Address offset Access Width Signal description
0x00 rw 11 bit Internal LEDs and external LED semaphore
0x04 ro 64 bit Runtime nanosecond counter
0x0C ro 64 bit Runtime microsecond counter
0x14 ro 64 bit Runtime millisecond counter
0x20 rw 4 bit Reset selected timer
0x24 rw 2 bit Set selected timer
0x28 ro 32 bit Selected timer interval (microseconds)
0x30 ro 1 bit UART0 receive ready
0x34 ro 1 bit UART0 transmit ready
0x38 ro 1 bit UART1 receive ready
0x3C ro 1 bit UART1 transmit ready
0x40 ro 8 bit UART0 receive byte
0x44 wo 8 bit UART0 transmit byte
0x48 ro 8 bit UART1 receive byte
0x4C wo 8 bit UART1 transmit byte
0x50 ro 13 bit External buttons and switches
0x54 rw 16 bit Hexadecimal 7 segment display output
0x58 rw 32 bit Custom 7-segment display output
0x5C rw 192 bit RGB LED matrix display framebuffer

External interrupts

The PicoRV32 CPU features an interrupt controller with 32 inputs. The first three inputs are reserved for internal sources. The following table lists IRQ inputs connected to the previously mentioned peripherals:

IRQ Interrupt source
4 TIMER0 interval elapsed
5 TIMER1 interval elapsed
6 TIMER2 interval elapsed
7 TIMER3 interval elapsed
8 UART byte received
9 UART byte transmitted
30 GPIO button interaction event
31 GPIO switch interaction event

Bootloader

Bootloader is the execution entrypoint upon a microcontroller reset. It is compatible with the STK500 protocol used by Arduino UNO, allowing it to be flashed using avrdude programmer.
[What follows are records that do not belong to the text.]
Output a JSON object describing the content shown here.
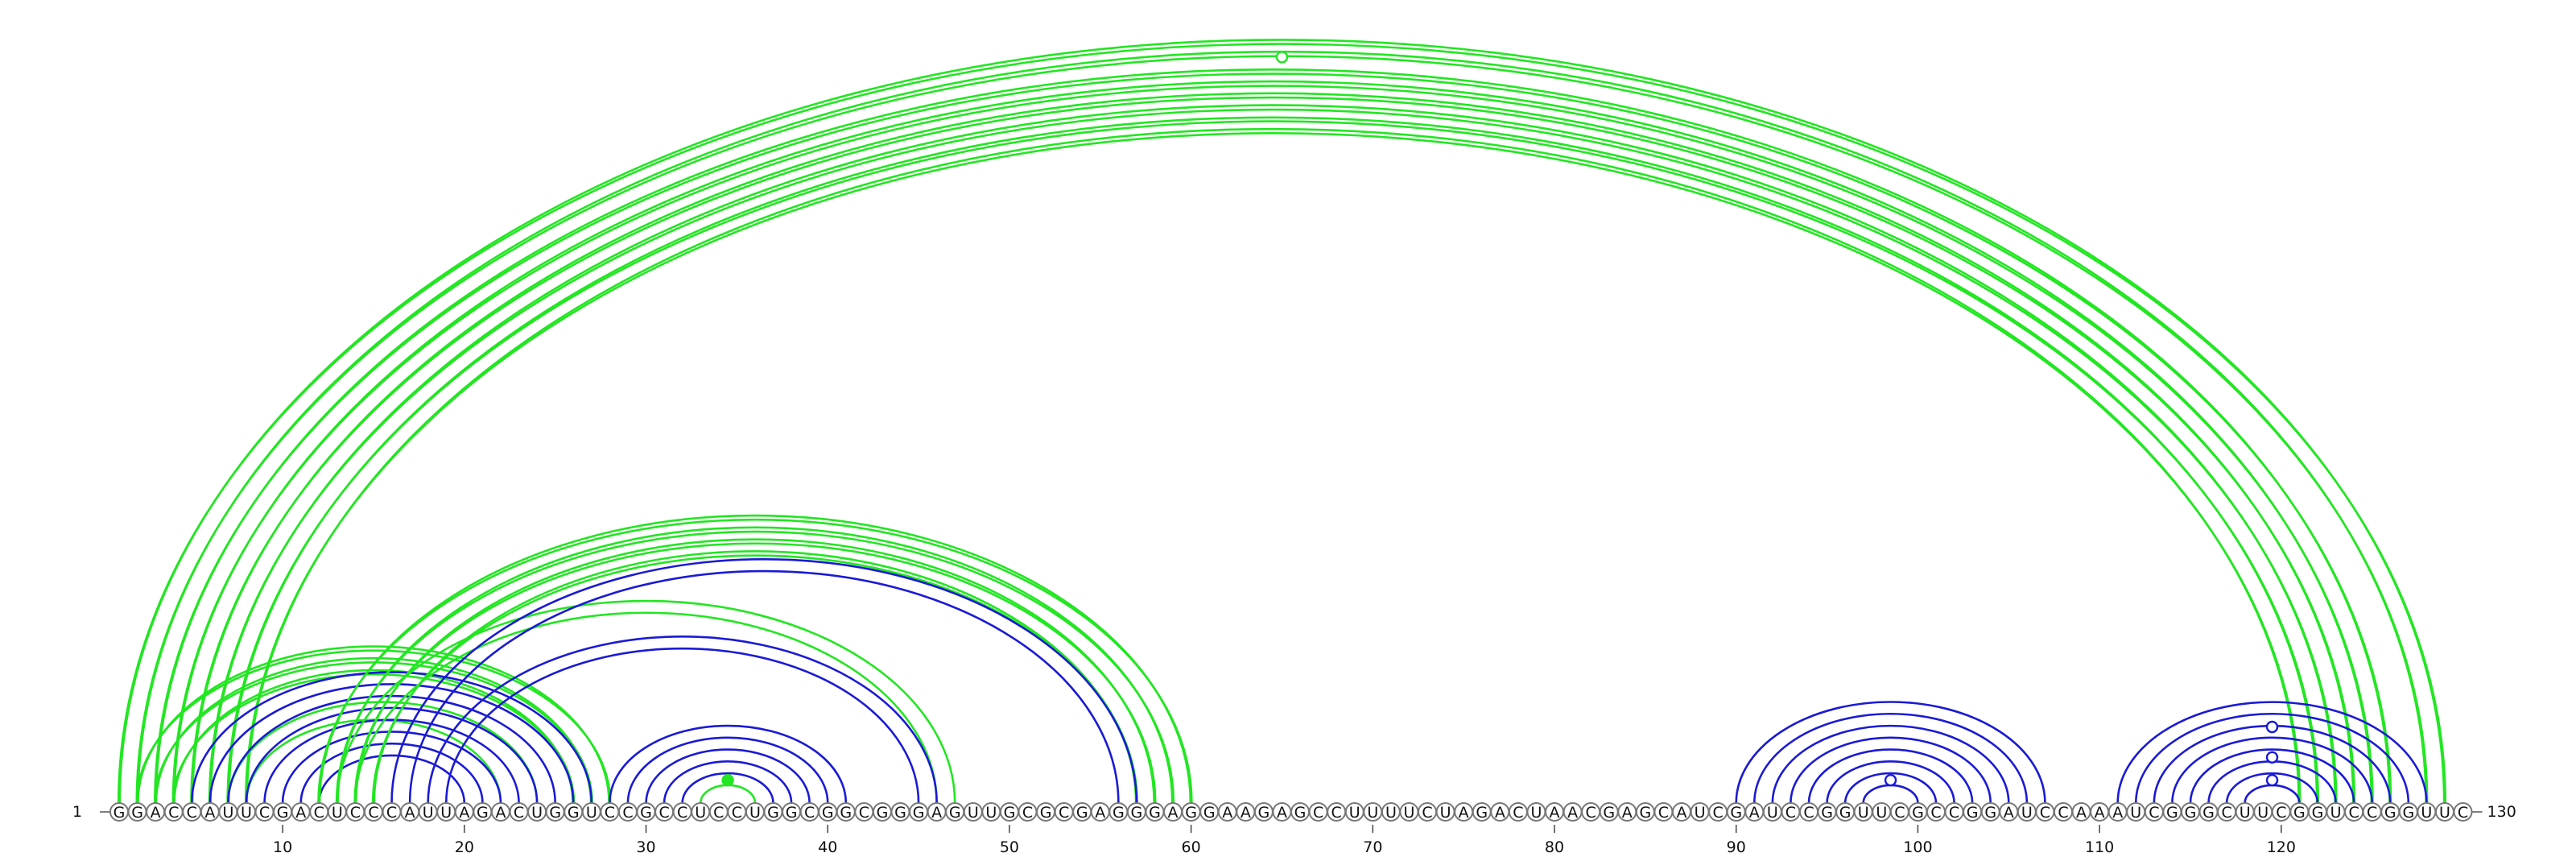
{
  "sequence": "GGACCAUUCGACUCCCAUUAGACUGGUCCGCCUCCUGGCGGCGGGAGUUGCGCGAGGGAGGAAGAGCCUUUUCUAGACUAACGAGCAUCGAUCCGGUUCGCCGGAUCCAAAUCGGGCUUCGGUCCGGUUC",
  "start_label": "1",
  "end_label": "130",
  "ticks": [
    "10",
    "20",
    "30",
    "40",
    "50",
    "60",
    "70",
    "80",
    "90",
    "100",
    "110",
    "120"
  ],
  "colors": {
    "blue": "#1a1ad6",
    "green": "#22e622"
  },
  "arc_groups": [
    {
      "color": "green",
      "double": true,
      "pairs": [
        [
          1,
          129
        ],
        [
          2,
          128
        ],
        [
          3,
          126
        ],
        [
          4,
          125
        ],
        [
          5,
          124
        ],
        [
          6,
          123
        ],
        [
          7,
          122
        ],
        [
          8,
          121
        ]
      ]
    },
    {
      "color": "green",
      "double": true,
      "pairs": [
        [
          2,
          28
        ],
        [
          3,
          27
        ],
        [
          4,
          26
        ]
      ]
    },
    {
      "color": "green",
      "double": false,
      "pairs": [
        [
          7,
          24
        ],
        [
          8,
          22
        ]
      ]
    },
    {
      "color": "blue",
      "double": false,
      "pairs": [
        [
          5,
          27
        ],
        [
          6,
          26
        ],
        [
          7,
          25
        ],
        [
          8,
          24
        ],
        [
          9,
          23
        ],
        [
          10,
          22
        ],
        [
          11,
          21
        ],
        [
          12,
          20
        ]
      ]
    },
    {
      "color": "green",
      "double": true,
      "pairs": [
        [
          12,
          60
        ],
        [
          13,
          59
        ],
        [
          14,
          58
        ],
        [
          15,
          57
        ]
      ]
    },
    {
      "color": "green",
      "double": false,
      "pairs": [
        [
          13,
          47
        ],
        [
          14,
          46
        ]
      ]
    },
    {
      "color": "blue",
      "double": false,
      "pairs": [
        [
          16,
          57
        ],
        [
          17,
          56
        ],
        [
          18,
          46
        ],
        [
          19,
          45
        ]
      ]
    },
    {
      "color": "blue",
      "double": false,
      "pairs": [
        [
          28,
          41
        ],
        [
          29,
          40
        ],
        [
          30,
          39
        ],
        [
          31,
          38
        ],
        [
          32,
          37
        ]
      ]
    },
    {
      "color": "green",
      "double": false,
      "pairs": [
        [
          33,
          36
        ]
      ]
    },
    {
      "color": "blue",
      "double": false,
      "pairs": [
        [
          90,
          107
        ],
        [
          91,
          106
        ],
        [
          92,
          105
        ],
        [
          93,
          104
        ],
        [
          94,
          103
        ],
        [
          95,
          102
        ],
        [
          96,
          101
        ],
        [
          97,
          100
        ]
      ]
    },
    {
      "color": "blue",
      "double": false,
      "pairs": [
        [
          111,
          128
        ],
        [
          112,
          127
        ],
        [
          113,
          126
        ],
        [
          114,
          125
        ],
        [
          115,
          124
        ],
        [
          116,
          123
        ],
        [
          117,
          122
        ],
        [
          118,
          121
        ]
      ]
    }
  ],
  "markers": [
    {
      "pos": 65.0,
      "height": 0.98,
      "color": "green",
      "filled": false
    },
    {
      "pos": 34.5,
      "height": 0.03,
      "color": "green",
      "filled": true
    },
    {
      "pos": 98.5,
      "height": 0.03,
      "color": "blue",
      "filled": false
    },
    {
      "pos": 119.5,
      "height": 0.1,
      "color": "blue",
      "filled": false
    },
    {
      "pos": 119.5,
      "height": 0.06,
      "color": "blue",
      "filled": false
    },
    {
      "pos": 119.5,
      "height": 0.03,
      "color": "blue",
      "filled": false
    }
  ]
}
The bootloader waits for 250 ms after starting, and if no new firmware is being flashed, it jumps to the firmware located in BRAM. It can also be triggered by a UART1 DTR request, eliminating the need for manual intervention.

Note

The microcontroller does not store firmware in non-volatile memory, so it is lost on power loss. Statically initialized variables are also not restored to their original values on a microcontroller reset.

Firmware

The firmware comes bundled with Newlib libc and an extensible hardware abstraction library for peripherals described earlier. Similar to Arduino, the code entrypoint is a setup() function, followed by a loop() function. Available HAL functionality can be found in the headers directory.

Examples

Code examples for the most common use cases are available in examples directory:

  1. Blink LED
  2. Seven-segment display hexadecimal output
  3. Seven-segment display individual segment control
  4. LED control using buttons and switches
  5. Graphics rendering on RGB LED matrix
  6. Communication over UART
  7. Button state processing using interrupts
  8. Wall clock using timers
  9. Concurrent thread execution with context switching

Development environment

To set up development environment on Linux, download Quartus Prime 23.1 (or newer), a native C compiler, GNU Coreutils, Python, and cURL. After that, run the following commands in the repository directory:

cd ./common/tools/
make
cd ../../firmware/lib/
make

These commands will prepare the platform develompent tools and libraries.

Next, compile the bootloader and generate the BROM image:

cd ../../bootloader/
make

After this, compile the FPGA design in Quartus Prime and flash it onto the board. The compiled bootloader image will be read during synthesis.

Finally, to build and upload firmware onto the microcontroller, run:

cd ../firmware/
make
make upload

Ensure that the board's UART0 serial port path matches the one on your system.

Output of printf() statements sent to the UART1 can be accessed via Arduino CLI Serial Monitor or a similar tool:

arduino-cli monitor --timestamp --config baudrate=2000000 -p /dev/ttyUSB1

To edit the firmware source code, add or modify files in firmware's source directory.